Kognita connects the output layer — what the codebase actually looks like after the agent sprint, which Jira epics have corresponding production deploys, which services changed and which are customer-facing — to plain-language summaries that a non-technical leader can read and act on. A CTO can ask "what did our agents build in Q1 that customers actually interact with?" and get an answer grounded in codebase and Jira reality, not engineering self-reporting from memory. That answer is the foundation of the ROI conversation. Without it, the CFO is paying $86,000 per quarter on a handshake agreement that something good is happening. A managed runtime for AI agents that surfaces output visibility is not a luxury at this scale — it is the infrastructure that makes the spend defensible.

The conversation that actually needs to happen

The CFO asking "what did we get for this?" is not hostile to AI investment.

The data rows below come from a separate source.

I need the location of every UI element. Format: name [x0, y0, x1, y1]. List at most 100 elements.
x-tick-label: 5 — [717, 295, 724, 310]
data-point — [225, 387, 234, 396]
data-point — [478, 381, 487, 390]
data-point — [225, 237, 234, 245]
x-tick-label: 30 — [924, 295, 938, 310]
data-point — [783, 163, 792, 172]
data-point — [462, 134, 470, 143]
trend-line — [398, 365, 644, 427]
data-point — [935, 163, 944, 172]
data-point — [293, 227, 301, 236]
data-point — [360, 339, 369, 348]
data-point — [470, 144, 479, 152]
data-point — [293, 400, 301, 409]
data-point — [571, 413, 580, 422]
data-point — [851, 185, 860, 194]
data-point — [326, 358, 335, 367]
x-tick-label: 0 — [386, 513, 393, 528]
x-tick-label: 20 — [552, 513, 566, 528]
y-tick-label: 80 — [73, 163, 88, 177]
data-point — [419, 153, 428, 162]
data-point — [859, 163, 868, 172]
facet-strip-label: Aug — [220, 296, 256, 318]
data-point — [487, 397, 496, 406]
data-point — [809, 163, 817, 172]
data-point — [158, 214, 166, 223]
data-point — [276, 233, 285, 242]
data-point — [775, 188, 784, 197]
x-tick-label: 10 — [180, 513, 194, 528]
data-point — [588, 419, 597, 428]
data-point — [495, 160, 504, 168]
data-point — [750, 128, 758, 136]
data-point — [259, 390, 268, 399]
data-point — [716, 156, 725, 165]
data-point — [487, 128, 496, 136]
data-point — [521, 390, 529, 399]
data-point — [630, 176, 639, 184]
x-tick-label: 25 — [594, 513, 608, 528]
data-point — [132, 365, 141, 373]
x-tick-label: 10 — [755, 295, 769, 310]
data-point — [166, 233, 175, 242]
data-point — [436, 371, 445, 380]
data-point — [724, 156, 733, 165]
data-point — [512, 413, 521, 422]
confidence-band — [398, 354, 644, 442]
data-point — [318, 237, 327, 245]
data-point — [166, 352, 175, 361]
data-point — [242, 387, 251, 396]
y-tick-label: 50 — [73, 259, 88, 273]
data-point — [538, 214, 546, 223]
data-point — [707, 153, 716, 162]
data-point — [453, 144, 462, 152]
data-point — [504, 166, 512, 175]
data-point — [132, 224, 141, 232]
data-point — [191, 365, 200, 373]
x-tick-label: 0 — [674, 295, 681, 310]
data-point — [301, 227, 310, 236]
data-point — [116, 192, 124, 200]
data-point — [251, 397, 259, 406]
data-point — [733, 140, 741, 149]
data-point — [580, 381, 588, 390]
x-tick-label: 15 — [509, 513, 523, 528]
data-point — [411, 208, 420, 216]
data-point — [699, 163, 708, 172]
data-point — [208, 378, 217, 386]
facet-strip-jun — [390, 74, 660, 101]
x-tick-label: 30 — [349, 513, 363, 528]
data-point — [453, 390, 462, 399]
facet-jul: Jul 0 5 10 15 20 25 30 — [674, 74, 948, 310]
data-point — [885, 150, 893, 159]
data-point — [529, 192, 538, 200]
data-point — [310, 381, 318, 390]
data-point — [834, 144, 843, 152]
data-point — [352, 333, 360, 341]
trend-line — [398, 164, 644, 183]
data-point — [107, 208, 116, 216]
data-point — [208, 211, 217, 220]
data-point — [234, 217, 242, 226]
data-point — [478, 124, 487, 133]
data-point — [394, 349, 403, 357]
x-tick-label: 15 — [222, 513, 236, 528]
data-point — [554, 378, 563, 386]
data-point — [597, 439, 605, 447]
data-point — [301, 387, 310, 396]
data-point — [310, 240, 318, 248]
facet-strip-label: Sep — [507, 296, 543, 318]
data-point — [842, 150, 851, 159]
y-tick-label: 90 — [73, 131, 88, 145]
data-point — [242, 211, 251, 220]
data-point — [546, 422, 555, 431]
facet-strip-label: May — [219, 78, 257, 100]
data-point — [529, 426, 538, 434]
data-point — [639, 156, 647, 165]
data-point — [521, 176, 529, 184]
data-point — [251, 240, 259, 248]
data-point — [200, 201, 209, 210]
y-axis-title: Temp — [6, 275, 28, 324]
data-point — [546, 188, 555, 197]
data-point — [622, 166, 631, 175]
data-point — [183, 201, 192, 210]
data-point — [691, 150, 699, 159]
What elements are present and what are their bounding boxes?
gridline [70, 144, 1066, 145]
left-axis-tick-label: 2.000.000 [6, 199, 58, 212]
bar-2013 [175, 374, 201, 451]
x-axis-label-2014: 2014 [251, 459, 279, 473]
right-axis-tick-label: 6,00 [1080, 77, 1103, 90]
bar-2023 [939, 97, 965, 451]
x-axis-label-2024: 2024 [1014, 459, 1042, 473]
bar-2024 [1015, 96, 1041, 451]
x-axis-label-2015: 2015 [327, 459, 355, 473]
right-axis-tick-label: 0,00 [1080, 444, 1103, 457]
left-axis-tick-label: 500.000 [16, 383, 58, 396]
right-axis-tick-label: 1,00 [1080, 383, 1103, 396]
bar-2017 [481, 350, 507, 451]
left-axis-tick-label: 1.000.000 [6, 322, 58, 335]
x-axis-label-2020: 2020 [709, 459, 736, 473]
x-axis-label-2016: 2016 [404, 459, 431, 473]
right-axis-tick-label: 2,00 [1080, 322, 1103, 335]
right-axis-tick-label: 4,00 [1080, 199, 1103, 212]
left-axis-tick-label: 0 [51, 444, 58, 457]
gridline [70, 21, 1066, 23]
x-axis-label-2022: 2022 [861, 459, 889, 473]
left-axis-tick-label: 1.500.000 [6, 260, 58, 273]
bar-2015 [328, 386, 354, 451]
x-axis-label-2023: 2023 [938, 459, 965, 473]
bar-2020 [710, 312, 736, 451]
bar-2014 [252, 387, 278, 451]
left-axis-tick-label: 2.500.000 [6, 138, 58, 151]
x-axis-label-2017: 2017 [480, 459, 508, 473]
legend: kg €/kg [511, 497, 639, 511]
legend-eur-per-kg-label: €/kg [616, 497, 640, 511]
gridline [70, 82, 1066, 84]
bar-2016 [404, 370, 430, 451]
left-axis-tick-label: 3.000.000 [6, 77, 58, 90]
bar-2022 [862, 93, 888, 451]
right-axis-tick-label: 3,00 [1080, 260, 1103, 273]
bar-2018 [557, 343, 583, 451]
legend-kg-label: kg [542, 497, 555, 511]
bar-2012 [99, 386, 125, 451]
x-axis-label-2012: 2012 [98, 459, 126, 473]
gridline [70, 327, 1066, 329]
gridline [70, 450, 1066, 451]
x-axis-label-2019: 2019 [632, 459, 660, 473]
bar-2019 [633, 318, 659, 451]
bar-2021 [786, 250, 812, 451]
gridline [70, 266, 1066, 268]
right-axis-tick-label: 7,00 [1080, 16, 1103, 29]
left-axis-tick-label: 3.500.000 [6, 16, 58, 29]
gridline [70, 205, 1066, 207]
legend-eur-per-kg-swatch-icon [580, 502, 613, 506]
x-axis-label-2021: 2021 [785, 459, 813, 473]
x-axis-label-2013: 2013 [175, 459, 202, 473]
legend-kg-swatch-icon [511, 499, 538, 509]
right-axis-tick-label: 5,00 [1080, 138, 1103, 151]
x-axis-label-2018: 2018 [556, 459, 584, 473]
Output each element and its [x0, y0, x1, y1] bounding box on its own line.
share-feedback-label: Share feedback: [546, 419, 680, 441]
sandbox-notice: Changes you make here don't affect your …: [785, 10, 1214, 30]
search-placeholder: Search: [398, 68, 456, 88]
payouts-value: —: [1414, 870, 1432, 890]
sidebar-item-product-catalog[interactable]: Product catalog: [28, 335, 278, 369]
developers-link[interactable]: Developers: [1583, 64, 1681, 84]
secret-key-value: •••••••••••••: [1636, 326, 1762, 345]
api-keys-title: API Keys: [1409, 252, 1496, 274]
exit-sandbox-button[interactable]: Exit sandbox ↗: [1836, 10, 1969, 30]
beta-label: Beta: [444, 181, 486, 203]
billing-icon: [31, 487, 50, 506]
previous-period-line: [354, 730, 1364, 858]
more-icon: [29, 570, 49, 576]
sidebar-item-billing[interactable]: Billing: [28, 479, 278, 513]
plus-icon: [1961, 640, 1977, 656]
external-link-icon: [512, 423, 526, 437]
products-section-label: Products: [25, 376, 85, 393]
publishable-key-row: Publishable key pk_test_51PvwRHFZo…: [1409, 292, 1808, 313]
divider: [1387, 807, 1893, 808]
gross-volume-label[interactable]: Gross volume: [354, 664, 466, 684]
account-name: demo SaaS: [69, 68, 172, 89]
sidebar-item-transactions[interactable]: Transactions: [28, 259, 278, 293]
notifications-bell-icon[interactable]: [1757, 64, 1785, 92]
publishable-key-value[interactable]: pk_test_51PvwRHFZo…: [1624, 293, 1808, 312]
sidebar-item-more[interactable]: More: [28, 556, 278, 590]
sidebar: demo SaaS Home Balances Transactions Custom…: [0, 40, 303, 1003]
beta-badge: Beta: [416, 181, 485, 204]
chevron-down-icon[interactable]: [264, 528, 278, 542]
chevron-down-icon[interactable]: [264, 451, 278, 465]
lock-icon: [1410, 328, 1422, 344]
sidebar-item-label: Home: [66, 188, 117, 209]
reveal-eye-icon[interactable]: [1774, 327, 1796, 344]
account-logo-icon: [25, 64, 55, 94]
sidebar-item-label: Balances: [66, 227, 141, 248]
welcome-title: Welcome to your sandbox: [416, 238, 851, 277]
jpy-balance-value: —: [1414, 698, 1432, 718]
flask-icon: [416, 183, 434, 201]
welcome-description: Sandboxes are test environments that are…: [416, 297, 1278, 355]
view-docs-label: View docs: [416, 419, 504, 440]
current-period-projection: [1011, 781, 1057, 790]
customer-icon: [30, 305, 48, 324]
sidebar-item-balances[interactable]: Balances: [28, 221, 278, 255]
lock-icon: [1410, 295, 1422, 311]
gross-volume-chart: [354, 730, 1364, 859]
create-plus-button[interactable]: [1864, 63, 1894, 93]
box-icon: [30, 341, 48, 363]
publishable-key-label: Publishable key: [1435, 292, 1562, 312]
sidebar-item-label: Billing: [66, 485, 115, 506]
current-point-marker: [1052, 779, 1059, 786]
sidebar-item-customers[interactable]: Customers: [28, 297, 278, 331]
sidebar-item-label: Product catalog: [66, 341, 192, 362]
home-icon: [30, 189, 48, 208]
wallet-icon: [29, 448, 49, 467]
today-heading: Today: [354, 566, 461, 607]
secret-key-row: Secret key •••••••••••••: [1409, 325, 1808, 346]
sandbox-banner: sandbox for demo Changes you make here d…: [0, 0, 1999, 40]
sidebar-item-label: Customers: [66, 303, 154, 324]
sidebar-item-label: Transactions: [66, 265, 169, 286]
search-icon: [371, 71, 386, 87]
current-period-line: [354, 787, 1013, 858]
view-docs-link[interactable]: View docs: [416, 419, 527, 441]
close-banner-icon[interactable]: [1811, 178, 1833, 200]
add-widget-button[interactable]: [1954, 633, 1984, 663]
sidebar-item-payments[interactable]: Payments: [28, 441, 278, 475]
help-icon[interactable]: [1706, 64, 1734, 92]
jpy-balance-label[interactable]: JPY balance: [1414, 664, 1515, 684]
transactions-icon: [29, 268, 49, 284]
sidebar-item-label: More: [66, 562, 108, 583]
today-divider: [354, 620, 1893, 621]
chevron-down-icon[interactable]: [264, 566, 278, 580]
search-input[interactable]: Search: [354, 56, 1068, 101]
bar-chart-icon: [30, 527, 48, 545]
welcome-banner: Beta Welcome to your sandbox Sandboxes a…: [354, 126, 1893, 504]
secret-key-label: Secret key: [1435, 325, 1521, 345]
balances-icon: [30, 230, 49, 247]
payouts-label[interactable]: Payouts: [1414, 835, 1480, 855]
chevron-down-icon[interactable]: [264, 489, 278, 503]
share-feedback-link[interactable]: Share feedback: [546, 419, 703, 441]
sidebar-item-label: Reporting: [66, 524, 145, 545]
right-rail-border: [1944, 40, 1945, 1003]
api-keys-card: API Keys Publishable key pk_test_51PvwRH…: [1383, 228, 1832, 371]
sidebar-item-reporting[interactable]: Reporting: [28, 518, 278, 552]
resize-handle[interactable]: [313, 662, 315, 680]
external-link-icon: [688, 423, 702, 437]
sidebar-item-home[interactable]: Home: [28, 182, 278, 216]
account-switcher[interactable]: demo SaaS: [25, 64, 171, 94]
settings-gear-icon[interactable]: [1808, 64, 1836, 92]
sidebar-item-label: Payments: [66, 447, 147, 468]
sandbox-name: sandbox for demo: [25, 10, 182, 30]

She approved it. She wants it to work. What she needs is a way to evaluate it against business outcomes rather than engineering throughput metrics. That evaluation requires connecting three things that are currently disconnected: the AI spend (the invoice), the engineering output (PRs, deploys, epics), and the business outcome (what customers can see and use).

Most engineering organizations have the first, have a partial picture of the second, and have almost nothing on the third. The ROI conversation fails not because AI agents are not producing value, but because the value is invisible to everyone who is not reading the code. A PM who knows the checkout redesign is live for 100% of users, reduced the support ticket category it was targeting by 12%, and was implemented primarily by agent-generated PRs — that PM can make a case for the AI spend that will satisfy the CFO. A CTO who says "velocity is up" cannot.

Final take

Running 30 AI agents is not inherently a problem. The cost is real and the output is real. The problem is the measurement gap between the two. When the cost is on an invoice and the value is in engineering folk knowledge, the ROI conversation is structurally broken — not because the AI is failing to produce value, but because no one has built the infrastructure to surface that value in terms a non-technical leader can evaluate.

The quarterly review where the CFO asks what we got for the AI spend is not a communications problem. It is a visibility problem. Solving it requires connecting the codebase, the Jira history, and the deployment state — automatically, without a senior engineer spending a day on it before every review. That infrastructure is what makes the difference between "trust us, velocity is up" and a specific, defensible answer about what the agents actually built and who is using it.